Our Job

January 29, 2013

When I’m asked to describe the MHSAA’s job in a three-second sound bite, I say:  “Our job is to protect and promote educational athletics.”

Give me three seconds longer and I’ll say: “Our job is to protect and promote the values and value of student-centered, school-sponsored sports.”

Give me three seconds longer and I’ll add “. . . by raising standards for, and increasing participation in, educational athletics.”

And give me time to complete the thought and I’ll add that we do this through:

    • training for coaches, officials and athletic directors;
    • tournaments that keep sportsmanship levels high and both expenses and health risks low; and
    • telling the story to these groups: students and parents, school personnel, and the media and public.

We provide training and tournaments, and we tell the story of school-based sports.

That’s the job.  And it’s how we judge the “good idea du jour” that bombards our office.  We can’t do everything.  To do so would not be doing our job well.

Multi-Sport Imperative

September 15, 2015

During all my years administering school sports programs, my colleagues in this work here and across the U.S. and I have criticized sports specialization for young athletes; but until very recently it seemed the only people who agreed with us were ourselves.

Each single-sport organization promoted its own sport, and coaches of those sports tended to pressure athletes to focus on a single sport early in life and eventually exclusively. Parents bought into the fantasy that this early single-mindedness was the key to a college athletic scholarship and even a professional sports career.

While we spoke of a high-minded philosophy, on the local level, as a practical matter, more and more coaches and athletes were pursuing an ever-narrower sports experience. Until now.
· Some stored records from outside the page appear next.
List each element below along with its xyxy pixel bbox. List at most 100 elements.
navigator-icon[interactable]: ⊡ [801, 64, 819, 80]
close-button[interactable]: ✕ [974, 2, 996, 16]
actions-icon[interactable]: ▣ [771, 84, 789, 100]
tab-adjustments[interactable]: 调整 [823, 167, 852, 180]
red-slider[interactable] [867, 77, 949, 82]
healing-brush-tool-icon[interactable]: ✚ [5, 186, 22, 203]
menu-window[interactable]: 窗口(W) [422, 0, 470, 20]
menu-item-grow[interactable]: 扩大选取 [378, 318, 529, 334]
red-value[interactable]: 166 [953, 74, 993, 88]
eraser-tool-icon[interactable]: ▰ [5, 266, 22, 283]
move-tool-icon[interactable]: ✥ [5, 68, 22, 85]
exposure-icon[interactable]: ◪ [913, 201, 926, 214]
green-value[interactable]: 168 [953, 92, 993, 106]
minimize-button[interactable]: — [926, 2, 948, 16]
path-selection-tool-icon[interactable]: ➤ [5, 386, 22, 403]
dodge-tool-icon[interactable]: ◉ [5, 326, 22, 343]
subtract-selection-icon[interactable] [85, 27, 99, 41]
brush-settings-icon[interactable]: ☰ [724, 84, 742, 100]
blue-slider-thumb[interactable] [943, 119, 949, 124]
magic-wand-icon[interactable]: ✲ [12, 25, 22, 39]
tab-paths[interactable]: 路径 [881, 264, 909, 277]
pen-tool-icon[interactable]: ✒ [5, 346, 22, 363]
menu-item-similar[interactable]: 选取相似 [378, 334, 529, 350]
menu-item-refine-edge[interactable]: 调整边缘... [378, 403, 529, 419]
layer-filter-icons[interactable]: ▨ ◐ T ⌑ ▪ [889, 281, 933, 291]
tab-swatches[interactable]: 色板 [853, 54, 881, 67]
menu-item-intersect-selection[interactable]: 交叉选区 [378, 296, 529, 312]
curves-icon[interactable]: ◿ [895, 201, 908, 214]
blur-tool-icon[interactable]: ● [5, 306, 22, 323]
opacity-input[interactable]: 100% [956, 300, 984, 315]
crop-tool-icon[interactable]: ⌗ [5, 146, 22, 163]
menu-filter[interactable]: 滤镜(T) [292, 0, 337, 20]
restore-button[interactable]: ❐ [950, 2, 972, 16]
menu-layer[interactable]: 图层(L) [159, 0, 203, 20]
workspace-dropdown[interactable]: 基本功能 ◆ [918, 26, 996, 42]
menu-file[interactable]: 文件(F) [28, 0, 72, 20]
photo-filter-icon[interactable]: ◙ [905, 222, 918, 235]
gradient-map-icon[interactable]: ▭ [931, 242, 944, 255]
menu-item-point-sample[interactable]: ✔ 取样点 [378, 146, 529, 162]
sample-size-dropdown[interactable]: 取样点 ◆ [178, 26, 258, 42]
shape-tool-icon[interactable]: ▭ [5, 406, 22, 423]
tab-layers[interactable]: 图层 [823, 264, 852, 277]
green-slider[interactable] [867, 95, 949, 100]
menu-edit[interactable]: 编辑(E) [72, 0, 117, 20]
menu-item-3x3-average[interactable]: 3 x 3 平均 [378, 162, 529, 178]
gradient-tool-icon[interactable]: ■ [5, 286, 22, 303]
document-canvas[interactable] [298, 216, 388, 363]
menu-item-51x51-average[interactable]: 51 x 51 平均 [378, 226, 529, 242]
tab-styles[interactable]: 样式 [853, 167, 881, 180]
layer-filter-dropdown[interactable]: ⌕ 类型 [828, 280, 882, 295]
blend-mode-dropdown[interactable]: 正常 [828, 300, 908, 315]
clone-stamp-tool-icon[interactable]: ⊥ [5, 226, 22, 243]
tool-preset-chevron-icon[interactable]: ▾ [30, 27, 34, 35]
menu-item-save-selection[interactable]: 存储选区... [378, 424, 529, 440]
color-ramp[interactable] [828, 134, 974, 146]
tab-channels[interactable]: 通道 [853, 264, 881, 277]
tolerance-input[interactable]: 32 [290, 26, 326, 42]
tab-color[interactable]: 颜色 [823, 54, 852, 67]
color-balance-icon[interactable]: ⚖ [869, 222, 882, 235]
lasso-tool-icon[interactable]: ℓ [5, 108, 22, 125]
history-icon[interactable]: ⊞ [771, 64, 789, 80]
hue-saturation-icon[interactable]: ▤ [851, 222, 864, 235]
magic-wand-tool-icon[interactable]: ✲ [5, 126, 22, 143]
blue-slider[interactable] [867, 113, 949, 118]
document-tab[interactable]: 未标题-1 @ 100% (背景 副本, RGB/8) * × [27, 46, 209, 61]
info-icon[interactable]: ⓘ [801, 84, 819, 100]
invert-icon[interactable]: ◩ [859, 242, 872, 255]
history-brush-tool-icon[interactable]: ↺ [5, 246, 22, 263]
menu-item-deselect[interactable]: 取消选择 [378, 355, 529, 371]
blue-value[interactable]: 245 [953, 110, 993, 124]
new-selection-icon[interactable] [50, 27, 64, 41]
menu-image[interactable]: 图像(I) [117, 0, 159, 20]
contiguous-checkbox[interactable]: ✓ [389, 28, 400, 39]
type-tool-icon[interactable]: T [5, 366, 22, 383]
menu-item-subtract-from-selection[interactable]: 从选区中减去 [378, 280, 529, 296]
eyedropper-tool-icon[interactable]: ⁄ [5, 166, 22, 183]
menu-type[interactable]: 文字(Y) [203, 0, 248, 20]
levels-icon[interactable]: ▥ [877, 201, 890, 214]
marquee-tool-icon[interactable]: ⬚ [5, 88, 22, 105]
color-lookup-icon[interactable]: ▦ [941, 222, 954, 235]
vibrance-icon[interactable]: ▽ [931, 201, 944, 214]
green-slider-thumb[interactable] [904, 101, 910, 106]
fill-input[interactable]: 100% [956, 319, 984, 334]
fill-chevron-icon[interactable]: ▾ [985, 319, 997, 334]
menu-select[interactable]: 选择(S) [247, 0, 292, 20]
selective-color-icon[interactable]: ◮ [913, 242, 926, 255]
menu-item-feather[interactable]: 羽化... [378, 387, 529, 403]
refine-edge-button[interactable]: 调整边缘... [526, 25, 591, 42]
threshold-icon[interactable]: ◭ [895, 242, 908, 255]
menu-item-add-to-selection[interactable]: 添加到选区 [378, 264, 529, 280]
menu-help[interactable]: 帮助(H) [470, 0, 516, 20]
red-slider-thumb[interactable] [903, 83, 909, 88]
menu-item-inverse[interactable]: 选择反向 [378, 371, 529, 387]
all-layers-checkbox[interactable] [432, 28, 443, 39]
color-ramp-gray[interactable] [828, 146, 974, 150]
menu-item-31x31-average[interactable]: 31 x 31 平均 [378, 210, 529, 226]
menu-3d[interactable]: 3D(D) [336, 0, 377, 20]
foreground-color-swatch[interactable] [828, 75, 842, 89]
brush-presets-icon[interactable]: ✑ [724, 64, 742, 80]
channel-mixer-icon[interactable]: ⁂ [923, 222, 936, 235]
Starting very recently, the conversation has changed, or at least it’s been joined by new voices. We’ve learned that Big Ten football coaches favor recruits who play more than football in high school. We’ve learned that our fantastic Women’s World Cup Soccer champions were almost all multiple-sport athletes in secondary school. We’ve learned that the hottest young U.S. golfer on the Men’s PGA Tour was a multiple-sport enthusiast in his teens. We’ve seen a half-dozen high profile sports executives with school-aged children advocate for a more balanced experience for their kids. And now we see several dozen amateur and professional sports organizations have joined a campaign to oppose the negative trends in youth sports and to promote a more balanced, healthier sports experience for children and adolescents.

And there it is – a healthier experience. Suddenly, our philosophy that multiple-sport participation is better for youth than sport specialization has been made a health and safety issue, which we’ve known all along but have not emphasized enough.

Now, with attention to over-use injuries and burnout, sport specialization has become a health and safety crisis on the level of concussions, heat illness and sudden cardiac arrest. Multi-sport participation has become a health and safety imperative. A matter of good public policy.

We need to catch and ride this wave for all it’s worth. In the same way the environmental movement catches fire when presented as a human rights issue – that people everywhere have a basic right to clean air and water – we must present sport specialization as a threat to young persons’ health and safety – a risk as great as head trauma, heat illness and heart failure, requiring the kind of bold policies and programs we’ve implemented in recent years to address those equally serious problems.